5 – Como vê o comportamento do Exército diante do risco de as PMs se engajarem em defesa do governo, por exemplo em atos como os convocados para 7 de setembro?
Resposta: Não vejo. O Exército nunca usou suas prerrogativas legais para impedir que crimes perpetrados por policiais militares se naturalizassem como se fossem política pública. Que esperança esse histórico pode nos oferecer?
6 – Há receios de que manifestantes em Brasília promovam baderna, com invasão do STF e do Congresso. Isso pode ser feito com a anuência das PMs?
Resposta: Em tese, claro que sim, mas, em Brasília, só será feito se contar com o apoio velado do Planalto.
7 – Que semelhança teria com a invasão do Capitólio feita pelos trumpistas no início do ano. Que diferenças há (quanto a estratégia, obstáculos) entre a ameaça golpista de Bolsonaro e a de D. Trump nos EUA?
Resposta: As Forças Armadas dos EUA só desrespeitam as instituições democráticas no exterior.
8 – A direita costuma propalar que suas manifestações são pacíficas. Esse mito está a ponto de ser rompido? O clima de desordem favorece Bolsonaro?
Resposta: A desordem é a utopia de Bolsonaro.
Cristian Klein Valor: Um complemento em relação à pergunta 5, para ser mais específico:
5.1- As PMs podem funcionar como um fator de desestabilização ajudando atrair segmentos das Forças Armadas? Pq as PMs em si não teriam força para dar um golpe, assim como as Forças Armadas têm. Mas podem ser o embrião de algo maior? Ou eventualmente poderiam ser sufocadas pelo Exército? Por outro lado, como isso se daria caso Bolsonaro impedisse as Forças Armadas de agirem para restabelecer a ordem?

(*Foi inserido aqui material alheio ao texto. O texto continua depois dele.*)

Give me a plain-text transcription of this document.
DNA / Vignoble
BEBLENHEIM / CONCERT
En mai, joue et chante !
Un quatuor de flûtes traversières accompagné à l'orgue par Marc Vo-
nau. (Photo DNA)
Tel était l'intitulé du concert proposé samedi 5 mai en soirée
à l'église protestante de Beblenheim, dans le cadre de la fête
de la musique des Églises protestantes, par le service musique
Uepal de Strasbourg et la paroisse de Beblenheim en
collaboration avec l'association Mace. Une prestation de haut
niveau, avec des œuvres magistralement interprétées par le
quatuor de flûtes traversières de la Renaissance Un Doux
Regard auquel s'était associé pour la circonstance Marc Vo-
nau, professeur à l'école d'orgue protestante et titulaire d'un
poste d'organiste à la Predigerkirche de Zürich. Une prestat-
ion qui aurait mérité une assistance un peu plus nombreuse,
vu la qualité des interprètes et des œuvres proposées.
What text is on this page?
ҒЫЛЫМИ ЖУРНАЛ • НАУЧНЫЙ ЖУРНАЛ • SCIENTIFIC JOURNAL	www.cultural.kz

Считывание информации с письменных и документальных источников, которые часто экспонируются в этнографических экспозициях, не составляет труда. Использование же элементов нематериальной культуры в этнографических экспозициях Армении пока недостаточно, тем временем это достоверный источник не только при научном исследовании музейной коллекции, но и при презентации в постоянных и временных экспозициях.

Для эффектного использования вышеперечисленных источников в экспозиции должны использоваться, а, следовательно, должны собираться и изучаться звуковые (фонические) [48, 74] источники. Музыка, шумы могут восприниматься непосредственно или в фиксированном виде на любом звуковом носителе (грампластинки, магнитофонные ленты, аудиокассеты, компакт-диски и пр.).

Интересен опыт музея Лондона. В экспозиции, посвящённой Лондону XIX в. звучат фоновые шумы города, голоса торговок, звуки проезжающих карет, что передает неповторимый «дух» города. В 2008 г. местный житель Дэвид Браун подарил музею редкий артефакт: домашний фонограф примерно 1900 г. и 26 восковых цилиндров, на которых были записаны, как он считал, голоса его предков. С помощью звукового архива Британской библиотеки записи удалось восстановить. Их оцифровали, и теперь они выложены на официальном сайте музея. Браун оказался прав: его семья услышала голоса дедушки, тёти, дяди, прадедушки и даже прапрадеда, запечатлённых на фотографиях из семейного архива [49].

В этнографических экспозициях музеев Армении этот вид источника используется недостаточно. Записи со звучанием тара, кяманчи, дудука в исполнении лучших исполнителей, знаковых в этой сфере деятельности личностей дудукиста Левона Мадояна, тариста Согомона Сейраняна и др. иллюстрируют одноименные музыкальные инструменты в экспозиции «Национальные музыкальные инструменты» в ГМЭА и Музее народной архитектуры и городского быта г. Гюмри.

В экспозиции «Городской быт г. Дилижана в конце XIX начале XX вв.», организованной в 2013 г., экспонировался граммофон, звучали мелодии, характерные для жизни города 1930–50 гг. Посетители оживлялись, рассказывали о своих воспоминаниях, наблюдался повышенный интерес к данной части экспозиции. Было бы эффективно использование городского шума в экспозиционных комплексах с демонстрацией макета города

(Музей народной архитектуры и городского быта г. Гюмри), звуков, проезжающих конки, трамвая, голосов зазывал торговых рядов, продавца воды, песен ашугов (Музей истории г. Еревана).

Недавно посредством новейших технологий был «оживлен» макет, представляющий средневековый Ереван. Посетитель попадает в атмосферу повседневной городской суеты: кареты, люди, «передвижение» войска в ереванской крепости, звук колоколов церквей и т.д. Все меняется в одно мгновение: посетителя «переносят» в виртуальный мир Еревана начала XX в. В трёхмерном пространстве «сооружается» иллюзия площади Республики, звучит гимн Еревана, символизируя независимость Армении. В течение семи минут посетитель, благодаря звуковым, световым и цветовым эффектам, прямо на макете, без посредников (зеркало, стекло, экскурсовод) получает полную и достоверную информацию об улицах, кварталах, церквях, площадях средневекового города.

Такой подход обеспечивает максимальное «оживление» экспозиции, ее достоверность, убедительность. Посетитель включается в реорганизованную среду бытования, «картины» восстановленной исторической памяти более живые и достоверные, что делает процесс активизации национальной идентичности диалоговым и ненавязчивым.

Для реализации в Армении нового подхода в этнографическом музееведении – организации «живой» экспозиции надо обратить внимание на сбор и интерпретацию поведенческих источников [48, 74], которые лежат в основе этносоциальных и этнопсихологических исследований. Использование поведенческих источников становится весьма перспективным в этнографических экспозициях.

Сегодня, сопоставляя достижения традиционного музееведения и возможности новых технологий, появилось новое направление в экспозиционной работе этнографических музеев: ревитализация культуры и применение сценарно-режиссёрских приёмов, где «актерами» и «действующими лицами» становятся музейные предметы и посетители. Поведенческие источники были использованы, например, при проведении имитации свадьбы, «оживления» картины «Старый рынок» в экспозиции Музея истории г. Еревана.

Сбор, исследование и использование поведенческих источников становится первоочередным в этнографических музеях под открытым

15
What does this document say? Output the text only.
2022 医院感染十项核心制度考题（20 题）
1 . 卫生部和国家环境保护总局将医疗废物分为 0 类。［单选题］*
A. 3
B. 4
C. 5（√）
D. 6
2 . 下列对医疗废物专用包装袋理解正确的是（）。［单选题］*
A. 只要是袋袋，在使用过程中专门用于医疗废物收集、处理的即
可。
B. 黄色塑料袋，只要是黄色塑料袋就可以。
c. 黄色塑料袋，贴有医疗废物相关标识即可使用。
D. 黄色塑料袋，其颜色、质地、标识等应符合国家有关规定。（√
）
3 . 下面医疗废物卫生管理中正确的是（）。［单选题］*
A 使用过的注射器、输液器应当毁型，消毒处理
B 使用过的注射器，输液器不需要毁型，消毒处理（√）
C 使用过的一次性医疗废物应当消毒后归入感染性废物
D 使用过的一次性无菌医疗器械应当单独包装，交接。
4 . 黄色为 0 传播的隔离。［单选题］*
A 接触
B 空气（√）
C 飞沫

Resposta: Entre os cenários pessimistas, o menos improvável seria o seguinte: policiais promovem tumultos em manifestações ou no dia da eleição, em sessões eleitorais. Bolsonaro se aproveita da confusão para concentrar poderes, dizendo que está defendendo a democracia de comunistas arruaceiros ou de fraudadores de eleições. Nos dois casos, não é preciso que as Forças Armadas façam nada. Pelo contrário, basta que elas não façam nada.